The plants at the highest risk need your attention first. These include container plants, whose roots are exposed to ambient air temperature. Next, plants that are at the limit of their USDA hardiness zone; they'd likely survive regular winter conditions, but this dip will push them past where they can survive. Finally, evergreens, new plantings, and any fruit buds that have set early. Here's how to take care of them.
How to do last-minute ground and root preparations
Before you even think about covering foliage, switch your focus to roots and surrounding soil; they're the lifeblood of your landscape. The easiest and most impactful step you can take is deep hydration ... if the temperature is above 40 degrees Fahrenheit. If it is, water your shrubs and other vulnerable beds thoroughly. Moist soil holds and radiates heat way more than dry soil does, so this creates a helpful layer of insulation and extra water for the roots. If your ground is already frozen (or if the temperatures are already below freezing, skip this step). Here's how to protect your pants from frost, too.
Right after you hydrate your plants, apply a fresh and thick layer of insulation, around six inches of organic mulch. Materials like straw, wood chips, or shredded leaves work fine too. Put the mulch over the root zone of any vulnerable perennials and shrubs, but keep it a few inches away from the crown or trunk to prevent root rot. This deep layer is a buffer for your roots for low temps and also prevents frost heaving. Heaving occurs when repeated nightly freezes and daily thaws of the soil pushes plants around, often out of the ground so their roots are exposed. Lastly for this part of the process, get your container plants moved to an unheated garage, shed, or sheltered porch. Grouping them together can help them share any available warmth. If they have to stay outside for some reason, wrap the pots themselves in burlap or bubble wrap to help keep the roots warm.
How to create above-ground insulation and barriers
Now, move on to protecting exposed stems, branches, and foliage. For tender shrubs and perennials, create an insulated tent or shroud using breathable materials like burlap or even old sheets and blankets. The key here is that the covering has to reach all the way to the ground to trap the heat radiating from the soil; use something heavy like rocks or bricks to secure it. However, never use plastic directly against the plant tissue; it can transfer extreme cold and damage the tissue. Use stakes, tomato cages, or metal hoops for a support structure that keeps the insulating material off it, like a hoop house.

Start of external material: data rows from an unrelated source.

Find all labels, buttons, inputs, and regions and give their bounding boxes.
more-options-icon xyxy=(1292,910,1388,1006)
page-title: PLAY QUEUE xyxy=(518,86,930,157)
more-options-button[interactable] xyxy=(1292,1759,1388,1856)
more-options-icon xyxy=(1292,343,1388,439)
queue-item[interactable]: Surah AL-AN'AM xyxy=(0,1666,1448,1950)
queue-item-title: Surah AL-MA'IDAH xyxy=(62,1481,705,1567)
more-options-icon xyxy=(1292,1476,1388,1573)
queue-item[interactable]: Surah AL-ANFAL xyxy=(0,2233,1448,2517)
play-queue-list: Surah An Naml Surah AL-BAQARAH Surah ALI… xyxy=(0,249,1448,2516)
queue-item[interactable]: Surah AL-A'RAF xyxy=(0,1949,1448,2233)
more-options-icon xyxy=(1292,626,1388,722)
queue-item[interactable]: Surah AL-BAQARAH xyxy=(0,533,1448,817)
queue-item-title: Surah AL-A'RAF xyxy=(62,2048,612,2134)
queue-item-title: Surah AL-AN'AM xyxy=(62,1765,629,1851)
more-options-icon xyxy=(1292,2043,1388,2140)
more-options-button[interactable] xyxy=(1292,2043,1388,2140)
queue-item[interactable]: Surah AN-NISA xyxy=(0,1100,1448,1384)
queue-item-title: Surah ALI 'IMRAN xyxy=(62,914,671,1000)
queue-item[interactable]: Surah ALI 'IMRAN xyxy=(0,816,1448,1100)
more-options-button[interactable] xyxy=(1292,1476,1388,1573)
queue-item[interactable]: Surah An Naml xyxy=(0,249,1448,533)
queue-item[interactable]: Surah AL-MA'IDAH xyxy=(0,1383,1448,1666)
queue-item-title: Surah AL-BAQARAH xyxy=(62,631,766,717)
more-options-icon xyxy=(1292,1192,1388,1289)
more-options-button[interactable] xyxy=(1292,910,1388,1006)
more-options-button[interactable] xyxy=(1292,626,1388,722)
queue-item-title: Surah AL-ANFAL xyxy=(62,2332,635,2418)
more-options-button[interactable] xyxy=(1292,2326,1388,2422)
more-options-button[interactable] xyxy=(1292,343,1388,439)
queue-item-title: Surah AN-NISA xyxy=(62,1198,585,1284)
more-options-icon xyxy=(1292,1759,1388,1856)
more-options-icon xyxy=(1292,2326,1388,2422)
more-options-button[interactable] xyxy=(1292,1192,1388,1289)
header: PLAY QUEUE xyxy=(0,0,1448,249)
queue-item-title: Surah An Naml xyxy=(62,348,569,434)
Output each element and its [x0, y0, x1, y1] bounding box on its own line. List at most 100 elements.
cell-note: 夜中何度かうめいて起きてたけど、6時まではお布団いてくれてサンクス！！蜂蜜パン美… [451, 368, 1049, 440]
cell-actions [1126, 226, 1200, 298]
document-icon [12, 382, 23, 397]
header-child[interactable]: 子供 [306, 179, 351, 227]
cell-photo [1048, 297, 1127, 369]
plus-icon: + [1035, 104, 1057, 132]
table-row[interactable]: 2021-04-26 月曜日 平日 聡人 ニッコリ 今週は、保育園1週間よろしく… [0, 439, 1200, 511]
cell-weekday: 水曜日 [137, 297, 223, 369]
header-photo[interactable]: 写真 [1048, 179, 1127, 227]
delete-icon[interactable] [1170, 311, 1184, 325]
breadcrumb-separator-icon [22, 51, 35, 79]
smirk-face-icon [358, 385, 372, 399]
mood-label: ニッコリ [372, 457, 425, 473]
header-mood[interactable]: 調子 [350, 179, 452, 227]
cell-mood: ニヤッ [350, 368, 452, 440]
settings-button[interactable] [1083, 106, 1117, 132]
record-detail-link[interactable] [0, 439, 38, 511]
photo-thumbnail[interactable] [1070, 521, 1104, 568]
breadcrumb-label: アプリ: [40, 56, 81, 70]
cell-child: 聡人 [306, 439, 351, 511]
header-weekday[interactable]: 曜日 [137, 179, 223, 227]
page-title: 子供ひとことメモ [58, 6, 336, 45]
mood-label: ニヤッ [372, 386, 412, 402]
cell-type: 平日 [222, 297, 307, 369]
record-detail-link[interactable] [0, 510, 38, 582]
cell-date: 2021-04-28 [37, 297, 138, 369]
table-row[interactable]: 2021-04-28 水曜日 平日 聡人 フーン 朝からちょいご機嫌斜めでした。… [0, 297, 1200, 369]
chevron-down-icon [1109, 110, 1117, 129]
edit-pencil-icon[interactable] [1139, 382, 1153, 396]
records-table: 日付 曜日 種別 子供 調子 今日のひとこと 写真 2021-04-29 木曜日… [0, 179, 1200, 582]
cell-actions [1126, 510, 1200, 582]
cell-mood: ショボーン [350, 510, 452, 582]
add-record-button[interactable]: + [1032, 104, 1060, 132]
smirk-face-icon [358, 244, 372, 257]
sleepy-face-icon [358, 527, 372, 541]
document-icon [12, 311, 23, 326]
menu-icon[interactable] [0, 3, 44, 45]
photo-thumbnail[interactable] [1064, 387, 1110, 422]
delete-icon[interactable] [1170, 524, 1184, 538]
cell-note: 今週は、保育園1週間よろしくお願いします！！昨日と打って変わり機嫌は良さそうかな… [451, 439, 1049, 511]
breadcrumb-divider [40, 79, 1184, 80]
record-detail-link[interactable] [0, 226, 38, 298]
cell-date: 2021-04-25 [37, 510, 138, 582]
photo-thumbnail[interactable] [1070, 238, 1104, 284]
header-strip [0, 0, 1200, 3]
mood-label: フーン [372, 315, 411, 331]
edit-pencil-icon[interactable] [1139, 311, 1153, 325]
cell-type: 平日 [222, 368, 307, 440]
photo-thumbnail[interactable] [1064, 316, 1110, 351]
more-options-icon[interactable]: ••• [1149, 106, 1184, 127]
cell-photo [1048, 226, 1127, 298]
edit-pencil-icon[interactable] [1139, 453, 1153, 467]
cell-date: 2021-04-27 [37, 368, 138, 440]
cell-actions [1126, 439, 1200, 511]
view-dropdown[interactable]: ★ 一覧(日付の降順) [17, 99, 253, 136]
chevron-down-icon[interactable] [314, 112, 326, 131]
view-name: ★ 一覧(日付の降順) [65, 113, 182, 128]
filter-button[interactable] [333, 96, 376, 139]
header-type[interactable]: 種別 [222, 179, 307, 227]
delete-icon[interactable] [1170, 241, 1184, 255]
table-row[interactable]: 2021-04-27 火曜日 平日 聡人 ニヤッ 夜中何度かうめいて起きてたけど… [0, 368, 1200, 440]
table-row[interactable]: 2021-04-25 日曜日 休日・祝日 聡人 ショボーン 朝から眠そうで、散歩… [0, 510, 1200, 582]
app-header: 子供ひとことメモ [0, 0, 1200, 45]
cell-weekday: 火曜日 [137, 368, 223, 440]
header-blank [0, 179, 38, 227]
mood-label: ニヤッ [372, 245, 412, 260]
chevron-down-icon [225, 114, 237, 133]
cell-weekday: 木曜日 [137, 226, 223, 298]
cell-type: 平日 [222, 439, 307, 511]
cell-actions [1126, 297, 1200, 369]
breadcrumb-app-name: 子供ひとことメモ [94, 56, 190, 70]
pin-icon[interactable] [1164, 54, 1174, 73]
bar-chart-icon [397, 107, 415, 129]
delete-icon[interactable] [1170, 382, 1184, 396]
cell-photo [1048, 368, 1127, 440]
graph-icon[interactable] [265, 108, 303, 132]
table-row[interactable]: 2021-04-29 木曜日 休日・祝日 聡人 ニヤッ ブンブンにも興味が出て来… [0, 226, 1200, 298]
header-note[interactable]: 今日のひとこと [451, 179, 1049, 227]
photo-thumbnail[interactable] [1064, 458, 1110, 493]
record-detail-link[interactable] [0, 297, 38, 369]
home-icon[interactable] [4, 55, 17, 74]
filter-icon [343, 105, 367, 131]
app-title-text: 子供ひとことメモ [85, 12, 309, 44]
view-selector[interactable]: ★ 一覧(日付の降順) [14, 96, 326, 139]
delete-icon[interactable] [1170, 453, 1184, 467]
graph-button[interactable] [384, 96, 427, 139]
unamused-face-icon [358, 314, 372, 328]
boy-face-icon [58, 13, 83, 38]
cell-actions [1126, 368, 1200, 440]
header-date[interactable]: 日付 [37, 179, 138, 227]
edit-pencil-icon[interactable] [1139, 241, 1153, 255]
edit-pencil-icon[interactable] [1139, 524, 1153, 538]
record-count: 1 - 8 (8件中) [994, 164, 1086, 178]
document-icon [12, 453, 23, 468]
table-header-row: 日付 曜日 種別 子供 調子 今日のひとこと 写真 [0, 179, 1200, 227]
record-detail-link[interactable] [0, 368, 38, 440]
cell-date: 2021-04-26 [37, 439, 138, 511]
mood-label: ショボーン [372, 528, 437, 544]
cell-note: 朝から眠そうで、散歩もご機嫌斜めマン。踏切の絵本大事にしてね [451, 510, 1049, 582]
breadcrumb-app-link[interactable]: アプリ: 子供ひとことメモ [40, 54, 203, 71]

For evergreens and shrubs exposed to these nasty winds, set up a physical barrier. Build a screen of snow fencing or stakes wrapped in burlap on the side facing the oncoming wind to interrupt it and greatly reduce windburn. This, importantly, prevents something called sunscald, defined as the splitting of the bark that happens when a cold sunny day warms the bark quickly only for it to freeze and contract again at night. Finally, once the vortex passes, resist the urge to immediately prune any brown or brittle foliage; wait until spring to properly assess the damage since the roots usually survive and can push out new growth. By taking these careful and helpful steps now, you give your most vulnerable plants a better chance at surviving the polar vortex and bouncing back once spring arrives.